Мама спит, отвернувшись к стене, а папа – уткнувшись в мамину макушку. Никита ждёт, когда Вета-мама откинет одеяло, двумя руками уберёт тяжёлую папину руку со своего плеча и сядет на постели. Кровать у них чужая – широкая, деревянная и старая. Она была в избушке всегда. Наверно, поэтому сюда не надо было везти ленинградскую.
Никита давно уже улыбается Вете-маме, а Вета-мама только ещё начинает улыбаться Никите. И тут, не думая про холод, Никита торопливо сползает на выстуженный пол, и без тапок, босиком, бежит к Вете-маме, и холод овевает
– Привет, – сонно говорит она.
И Никита тоже говорит:
– Привет!
Мама быстро прикрывает Никиту одеялом и прижимает к себе. Мама под одеялом поглаживает Никите живот.
– Замечательный живот, – бормочет она.
Никита знает, что живот у него хороший. Ещё у Никиты хорошая голова. Даже его дедушка Митя часто удивлялся и с уважением говорил:
– Вот уж голова – так голова. Всем головам голова! Хоть сковородку ставь.

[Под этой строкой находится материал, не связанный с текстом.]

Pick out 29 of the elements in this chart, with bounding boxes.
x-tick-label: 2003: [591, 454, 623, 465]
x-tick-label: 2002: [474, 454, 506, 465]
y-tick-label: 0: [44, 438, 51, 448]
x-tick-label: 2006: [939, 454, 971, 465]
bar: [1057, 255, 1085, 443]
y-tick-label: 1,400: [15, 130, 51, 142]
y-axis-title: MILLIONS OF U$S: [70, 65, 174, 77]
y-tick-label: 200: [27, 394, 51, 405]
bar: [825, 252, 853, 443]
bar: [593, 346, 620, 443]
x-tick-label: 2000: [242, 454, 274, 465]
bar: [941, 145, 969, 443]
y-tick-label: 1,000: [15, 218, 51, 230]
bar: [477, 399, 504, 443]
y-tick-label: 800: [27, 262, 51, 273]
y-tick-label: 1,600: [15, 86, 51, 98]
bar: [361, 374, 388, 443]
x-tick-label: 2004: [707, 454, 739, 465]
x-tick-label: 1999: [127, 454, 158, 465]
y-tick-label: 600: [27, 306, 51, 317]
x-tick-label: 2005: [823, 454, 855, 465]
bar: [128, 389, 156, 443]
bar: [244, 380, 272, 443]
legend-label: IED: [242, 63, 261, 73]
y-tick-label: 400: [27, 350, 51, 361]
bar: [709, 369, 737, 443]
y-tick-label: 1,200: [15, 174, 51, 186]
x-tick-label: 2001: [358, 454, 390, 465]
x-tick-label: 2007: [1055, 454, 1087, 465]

Никита сильный. Он умеет сам заколачивать гвозди. Молоток и гвозди от Никиты прячут в жёлтый фанерный шкаф, на такую верхнюю полку, до которой не дотянуться даже со стула. Потому что Никита вколотил уже много гвоздей – в табуреты, в поленья для растопки и в половицы. А дедушка Митя молоток и гвозди от Никиты не прятал. И даже подарил огромный тяжёлый брус, в который Никита вколачивал столько гвоздей, сколько хотел. Теперь дедушка и бабушка остались далеко, в своей деревне под Ленинградом. А Никита любит вспоминать брус, утыканный сплошь блестящими шляпками. И ещё вспоминает, как дедушка, растрёпанный и седой, выбегал на терраску и звал бабушку с огорода:
– Валя! Валя!
Никита выбегал за ним следом и тоже кричал очень громко:
– Валя!..
Бабушка спокойно вырастала из-под земли с мотыгой в руках.
– Ну? – спрашивала она, смуглая и морщинистая.
– Я понял, почему Лизаветка вышла за Него замуж! – кричал дедушка, поджимая ногу в шерстяном носке. – Она вышла за него назло Кольке Дубинину! Он ей – не угодил, а она – ну и вот тебе! У Ветки не характер, а спичка! Спичка! Спичка! Ещё хуже, чем у тебя.
– Конечно! – согласно махала мотыгой бабушка. – Разжалобил Он её – и весь сказ. Детдомовский! Сиротка!.. Пожалела она его. Лизаветка-то. Вот и вышла.
– Вот я что и говорю – назло Дубинину! – успокаивался дедушка, и они тут же расходились в разные стороны, довольные друг другом.
Папу дедушка и бабушка называли «Он». А Никиту заставляли называть бабушку – бабушкой, а не Валей. А Вету – мамой. Но даже когда Никита сильно старался, у него выходило только «Вета-мама». А «мама» выговаривалось редко и случайно. Потому что он знал: её звали вовсе не «мама».
Папа поднимает взлохмаченную тяжёлую голову, невнятно спрашивает:
– Притопал?
– Поспал уже! – объясняет Никита и стискивает под одеялом шею отца изо всех сил.
– Ой! – испуганно улыбается папа. – И кто это на меня так навалился?
– Это – я! – говорит Никита. – Это я, дядя Витя-француз!
– …Что ещё за дядя Витя? – не сразу спрашивает папа. Он перестаёт улыбаться и подозрительно смотрит на маму.
Мама пожимает плечами и смеётся. А Никите просто хочется, чтобы он был какой-нибудь дядя. Или даже дядя Витя. А француз – это для красоты.